In 1996, Haas’ boyfriend Eric Stukel was tried and acquitted of manslaughter in Cedar County, Nebraska — where Haas’ body was found by a golfer at the bottom of a ravine. Law enforcement officials declined to comment on past trials, but repeatedly stated someone had answers that needed to be revealed.
“There are people out there that know what happened to Tammy, and today, we’re talking directly to them,” FBI Minneapolis Special Agent Michael Paul said. “The burden of that knowledge that they carry, the weight of knowing for so many decades without speaking, coming forward now can lift that burden off their shoulders, their heart and their soul.”
Haas’ case is one of South Dakota’s most infamous unsolved mysteries, as the vivacious 19-year-old never returned home after attending Yankton’s homecoming coronation and then traveling to a party on a farm just across the Nebraska border.
FBI agents meet with local law enforcement officers yearly and have received new information over time, but despite being featured locally and nationally on NBC’s Dateline in 2015, nothing significant has been revealed to change what the FBI deemed a cold case Tuesday.
“There have been changes in scientific analysis, forensic evidence, so part of what we’ve done in this case is consistently go back and review forensic evidence and re-submit pieces of evidence where we can,” FBI Special Agent Matt Miller said. “Those pieces of evidence will really help us when we have someone come forward who can help us put those pieces in order. That’s what we’re seeking: the human element.”

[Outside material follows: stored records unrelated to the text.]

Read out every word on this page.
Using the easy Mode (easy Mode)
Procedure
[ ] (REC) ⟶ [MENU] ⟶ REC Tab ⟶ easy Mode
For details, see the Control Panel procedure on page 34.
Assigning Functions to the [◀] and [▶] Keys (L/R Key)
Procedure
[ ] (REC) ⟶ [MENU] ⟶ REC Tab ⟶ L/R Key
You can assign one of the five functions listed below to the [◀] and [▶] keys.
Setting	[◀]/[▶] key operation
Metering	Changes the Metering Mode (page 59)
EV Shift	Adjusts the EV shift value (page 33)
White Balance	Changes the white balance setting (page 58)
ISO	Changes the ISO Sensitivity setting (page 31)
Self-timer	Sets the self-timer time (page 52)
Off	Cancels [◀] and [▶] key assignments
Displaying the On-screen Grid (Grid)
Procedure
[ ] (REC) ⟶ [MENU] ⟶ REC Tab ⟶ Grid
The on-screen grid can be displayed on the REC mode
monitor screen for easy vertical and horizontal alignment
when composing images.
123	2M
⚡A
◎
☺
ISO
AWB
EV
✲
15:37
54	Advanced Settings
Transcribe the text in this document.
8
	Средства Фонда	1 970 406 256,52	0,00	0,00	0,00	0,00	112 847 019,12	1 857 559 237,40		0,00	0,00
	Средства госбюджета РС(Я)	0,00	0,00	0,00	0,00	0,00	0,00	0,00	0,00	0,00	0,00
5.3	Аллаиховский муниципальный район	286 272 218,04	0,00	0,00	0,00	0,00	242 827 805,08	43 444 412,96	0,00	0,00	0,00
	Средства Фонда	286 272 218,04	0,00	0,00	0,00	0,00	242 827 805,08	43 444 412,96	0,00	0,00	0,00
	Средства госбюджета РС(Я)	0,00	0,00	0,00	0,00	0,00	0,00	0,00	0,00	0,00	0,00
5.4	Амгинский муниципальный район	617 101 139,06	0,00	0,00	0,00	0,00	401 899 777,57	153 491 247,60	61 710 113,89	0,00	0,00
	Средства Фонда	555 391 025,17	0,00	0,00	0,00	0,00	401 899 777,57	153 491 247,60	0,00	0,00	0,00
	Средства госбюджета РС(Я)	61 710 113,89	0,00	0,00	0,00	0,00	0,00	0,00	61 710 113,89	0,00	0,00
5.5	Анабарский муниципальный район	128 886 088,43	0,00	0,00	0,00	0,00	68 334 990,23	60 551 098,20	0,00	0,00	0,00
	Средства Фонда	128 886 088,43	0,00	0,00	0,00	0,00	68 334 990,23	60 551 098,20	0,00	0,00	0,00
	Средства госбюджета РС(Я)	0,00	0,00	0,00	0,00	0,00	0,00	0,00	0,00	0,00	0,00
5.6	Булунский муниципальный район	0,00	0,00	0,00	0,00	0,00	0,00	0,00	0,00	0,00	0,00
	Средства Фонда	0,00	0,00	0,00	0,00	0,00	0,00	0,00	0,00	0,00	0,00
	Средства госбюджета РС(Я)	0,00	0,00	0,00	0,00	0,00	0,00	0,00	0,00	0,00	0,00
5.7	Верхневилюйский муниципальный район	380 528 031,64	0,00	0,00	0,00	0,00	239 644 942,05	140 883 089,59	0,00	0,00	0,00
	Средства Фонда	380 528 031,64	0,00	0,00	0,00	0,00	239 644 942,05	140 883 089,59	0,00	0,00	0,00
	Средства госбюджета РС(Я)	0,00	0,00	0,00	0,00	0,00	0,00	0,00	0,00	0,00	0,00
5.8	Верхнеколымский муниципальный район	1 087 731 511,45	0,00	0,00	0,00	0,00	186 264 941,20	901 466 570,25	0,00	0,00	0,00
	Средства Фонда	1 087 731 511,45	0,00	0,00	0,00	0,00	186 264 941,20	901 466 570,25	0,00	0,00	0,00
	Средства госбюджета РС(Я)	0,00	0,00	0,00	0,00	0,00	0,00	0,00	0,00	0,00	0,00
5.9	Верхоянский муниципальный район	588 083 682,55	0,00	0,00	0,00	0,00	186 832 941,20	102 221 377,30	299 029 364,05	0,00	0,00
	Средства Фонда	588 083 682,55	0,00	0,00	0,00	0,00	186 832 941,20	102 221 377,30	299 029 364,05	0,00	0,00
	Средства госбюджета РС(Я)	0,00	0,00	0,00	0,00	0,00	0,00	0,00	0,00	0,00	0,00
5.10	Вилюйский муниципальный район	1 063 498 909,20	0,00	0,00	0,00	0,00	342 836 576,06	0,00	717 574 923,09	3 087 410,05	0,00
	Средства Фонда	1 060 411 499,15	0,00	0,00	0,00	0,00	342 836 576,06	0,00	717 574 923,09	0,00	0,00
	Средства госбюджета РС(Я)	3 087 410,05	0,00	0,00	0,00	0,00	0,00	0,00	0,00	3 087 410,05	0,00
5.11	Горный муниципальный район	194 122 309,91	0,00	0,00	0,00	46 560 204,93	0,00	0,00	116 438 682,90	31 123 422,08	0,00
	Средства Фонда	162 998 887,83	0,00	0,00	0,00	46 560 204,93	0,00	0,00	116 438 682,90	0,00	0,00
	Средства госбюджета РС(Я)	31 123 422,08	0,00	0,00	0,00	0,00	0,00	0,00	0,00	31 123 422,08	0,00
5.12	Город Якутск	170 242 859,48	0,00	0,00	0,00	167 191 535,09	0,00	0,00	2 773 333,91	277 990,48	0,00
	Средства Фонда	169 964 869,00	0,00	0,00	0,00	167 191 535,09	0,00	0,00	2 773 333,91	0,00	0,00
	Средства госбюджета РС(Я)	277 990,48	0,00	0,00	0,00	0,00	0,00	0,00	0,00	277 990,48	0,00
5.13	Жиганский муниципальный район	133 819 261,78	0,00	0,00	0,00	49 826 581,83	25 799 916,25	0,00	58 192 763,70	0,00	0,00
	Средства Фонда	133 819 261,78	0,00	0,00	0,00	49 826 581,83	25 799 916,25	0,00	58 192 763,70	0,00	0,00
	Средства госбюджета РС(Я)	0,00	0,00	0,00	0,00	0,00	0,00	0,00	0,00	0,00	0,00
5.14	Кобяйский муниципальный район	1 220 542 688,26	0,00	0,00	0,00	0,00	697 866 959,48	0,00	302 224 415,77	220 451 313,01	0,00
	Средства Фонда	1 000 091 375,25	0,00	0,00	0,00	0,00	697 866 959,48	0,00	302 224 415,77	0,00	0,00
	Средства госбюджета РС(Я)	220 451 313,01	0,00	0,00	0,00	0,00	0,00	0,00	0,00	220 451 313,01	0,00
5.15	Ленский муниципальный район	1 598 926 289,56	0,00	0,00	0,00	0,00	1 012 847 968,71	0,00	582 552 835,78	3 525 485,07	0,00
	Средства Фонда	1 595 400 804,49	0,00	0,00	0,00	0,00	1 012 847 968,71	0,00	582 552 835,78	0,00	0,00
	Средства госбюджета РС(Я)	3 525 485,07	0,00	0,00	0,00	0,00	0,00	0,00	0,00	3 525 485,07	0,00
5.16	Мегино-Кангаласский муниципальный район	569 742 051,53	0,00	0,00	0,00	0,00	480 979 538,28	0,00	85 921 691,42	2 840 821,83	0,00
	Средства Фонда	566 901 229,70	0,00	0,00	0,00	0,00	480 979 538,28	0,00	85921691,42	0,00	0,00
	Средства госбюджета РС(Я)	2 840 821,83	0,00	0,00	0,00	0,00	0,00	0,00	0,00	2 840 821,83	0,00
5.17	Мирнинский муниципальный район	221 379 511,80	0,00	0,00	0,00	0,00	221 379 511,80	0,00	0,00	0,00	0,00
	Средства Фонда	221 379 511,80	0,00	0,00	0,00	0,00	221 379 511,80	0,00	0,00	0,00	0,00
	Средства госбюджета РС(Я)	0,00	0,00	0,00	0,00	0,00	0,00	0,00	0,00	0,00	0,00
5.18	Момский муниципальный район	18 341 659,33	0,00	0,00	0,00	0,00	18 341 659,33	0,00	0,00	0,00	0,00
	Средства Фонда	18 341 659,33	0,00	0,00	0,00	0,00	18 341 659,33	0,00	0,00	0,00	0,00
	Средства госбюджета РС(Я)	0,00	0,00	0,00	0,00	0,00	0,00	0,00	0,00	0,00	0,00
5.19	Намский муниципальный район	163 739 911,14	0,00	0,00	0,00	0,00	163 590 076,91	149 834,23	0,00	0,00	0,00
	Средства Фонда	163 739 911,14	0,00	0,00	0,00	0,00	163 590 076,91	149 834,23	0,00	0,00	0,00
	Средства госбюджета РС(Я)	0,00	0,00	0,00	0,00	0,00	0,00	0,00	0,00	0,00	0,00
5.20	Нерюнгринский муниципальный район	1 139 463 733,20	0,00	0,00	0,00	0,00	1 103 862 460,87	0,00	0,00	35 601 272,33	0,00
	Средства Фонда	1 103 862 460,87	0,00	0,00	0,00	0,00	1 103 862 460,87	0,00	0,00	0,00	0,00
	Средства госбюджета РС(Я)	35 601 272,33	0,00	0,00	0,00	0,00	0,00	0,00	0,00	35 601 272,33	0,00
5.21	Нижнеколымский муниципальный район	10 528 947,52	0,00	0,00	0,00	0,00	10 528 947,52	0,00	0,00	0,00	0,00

However, a reward has never been offered for information regarding Haas’ death and the FBI and local police believe it can help create new leads. When asked why a reward was being offered 29 years into the mystery, Yankton Police Commander Todd Brandt’s answer was succinct, “What’s changed is that nothing has changed.”
Hope for new evidence
Despite being acquitted 25 years ago, many on social media, including a Facebook page called “Justice for Tammy Haas” with 5,465 followers, still point to Stukel as the culprit in the death of Haas, who was discovered with a broken neck six days after her disappearance. Stukel, meanwhile, told police they left the party and Haas walked from his house to her aunt’s that night.
No clear evidence or confession is connected to Stukel and no arrests have been made since, but the offering of a reward is a fresh start, according to family friend and activist Gary Idt. He is hoping it could bring a lead or someone could offer new information for old leads.
“Apparently to the jury that heard the evidence in 1996, it wasn’t sufficient enough to find a person guilty,” Idt said. “Through my personal mind and through all my review of the evidence and everything else that’s not in the evidence, I believe it was pretty well known. There still might be another alternative out there or someone that knows more about this that would now be willing to share what they know.”
In May 2020, Haas’ gravesite was vandalized roughly 24 hours after friends and family were in town to visit the site. Although police did not feel the vandalism did not add anything significant to the investigation, the FBI believed it was proof that information is floating within the public.
“The vandalism of the grave did indicate to us that someone in this area still is thinking about this and may have some knowledge,” Miller said. “Whoever that was I think has some connection to the case. We’re hoping that if that person is out there and the vandalism in fact had some connection with the case, they might come forward.”
Brandt said new evidence procured occasionally, but mostly he receives opinions or theories from people. Yet because police do not know what led to Haas’ death, it is hard to determine if a source or piece of information is reliable.
For Brandt, the cloud of doubt over the case brings angst, because within a community that has so many theories is someone with the answers.
“A significant, impactful case that not only impacted these agencies in 1992, but it impacted the family and the community,” Brandt said. “The community wants answers and they deserve it. That’s one of the frustrations because somebody knows what happened.”